4. В лаборатории рационального использования недр

  
   В Уральский филиал ВНИИГалургии устроилась на работу новая сотрудница - Левина Лариса Петровна. Если не ошибаюсь, это произошло в 1976 году. Она занималась вопросами потерь и разубоживания руды на рудниках Кузбасса. По этой теме там и защитила диссертацию кандидата технических наук.
   Её приняли в филиал, потому что наша горная лаборатория уже вела работы по исследованию потерь и разубоживания и их снижению. Поэтому квалифицированные специалисты по этой тематике филиалу были нужны.
   Через некоторое время под Ларису Петровну была организована лаборатория рационального использования недр. В Кузбассе Лариса Петровна занималась вопросами потерь и разубоживания при буровзрывной выеме. У нас же на рудниках буровзрывная выемка осталась в незначительных объёмах. Большая часть руды "Уралкалия" добывалась комбайнами. Опыта работы по комбайновой выемке и знания особенностей образования потерь руды при этой выемке у Ларисы Петровны не было. Поэтому в эту лабораторию в конце 1977 года старшим научным сотрудником перевели и меня. Так как я уже занимался этими вопросами.
   В Перми в этой лаборатории кроме Левиной работали Тихонова Тамара и Старостин Юрий.
   С Левиной Ларисой Петровной у меня связаны несколько курьёзных моментов.
   Лариса Петровна заключила договор на разработку нормативов потерь и разубоживания руды для всех рудников "Уралкалия". При этом она, на мой взгляд, переоценила свои силы. Опираясь на свой опыт работы в Кузбассе, она думала, что мы сможем выдавать такие нормативы по каждому руднику каждый квартал. А работа эта, как оказалось, была очень трудоёмкая. Научного задела у нас во многом не было.

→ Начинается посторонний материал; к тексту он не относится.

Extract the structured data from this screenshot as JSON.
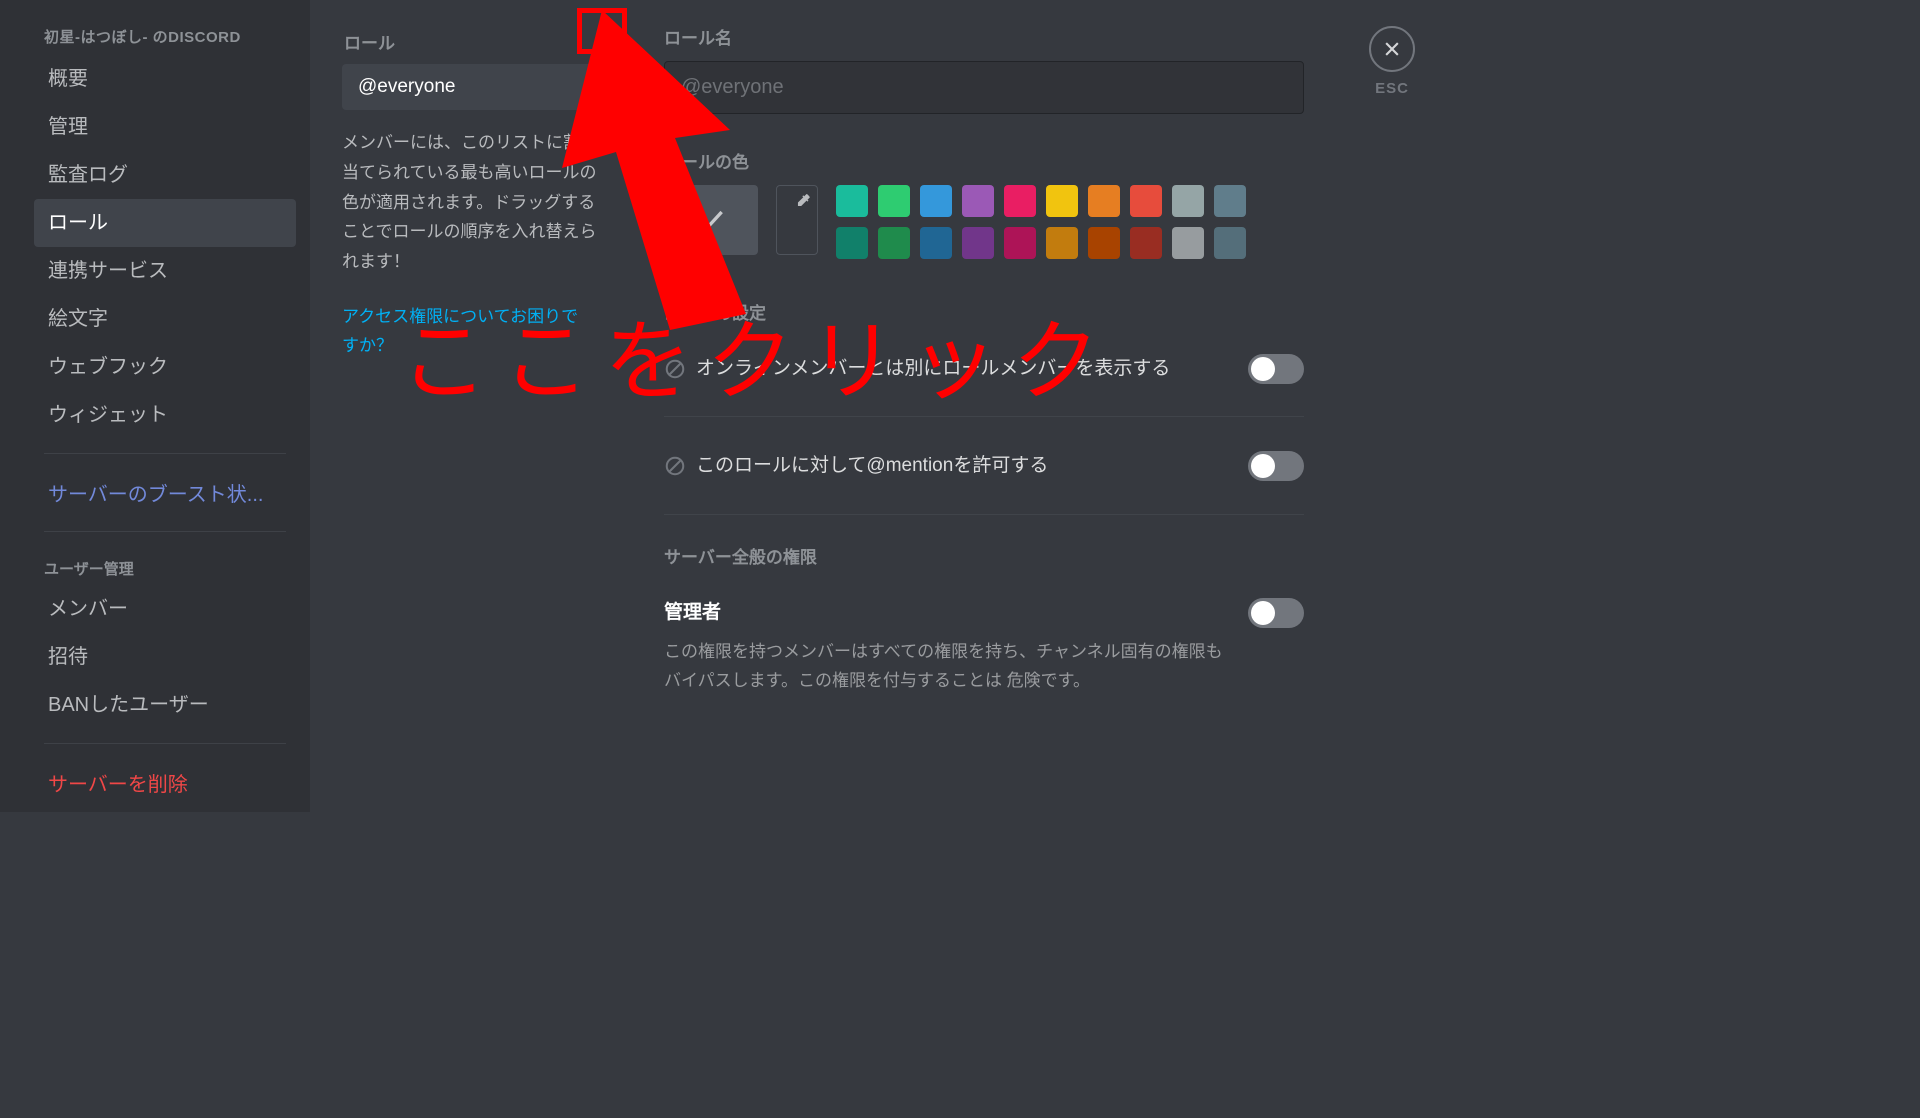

   Помню, Лариса Петровна вызвала меня в очередную командировку в город Пермь, в филиал нашего института. Нужно было срочно выдавать очередные нормативы потерь и разубоживания для одного из калийных рудников.
   В Перми мы поработали неплохо, всё, что было запланировано, мы сделали и я с чистой совестью уехал домой.
   Через неделю мне звонит заведующий горно-геологическим отделом Старцев Владимир Андреевич. Говорит:
   - Николай Иванович, как вы поработали с Левиной?
   Отвечаю:
   - Нормально поработали Владимир Андреевич. Всё документы мы подготовили и оформили.
   - Нормально, говорите. А она на вас докладную написала. Что вы ничего не сделали.
   Я несколько опешил.
   - Я же сидел в её кабинете, постоянно передавал ей то, что делал. Она смотрела, поправляла. Если что-то ей не нравилось, возвращала эти материалы мне на доработку. Ничего не пойму.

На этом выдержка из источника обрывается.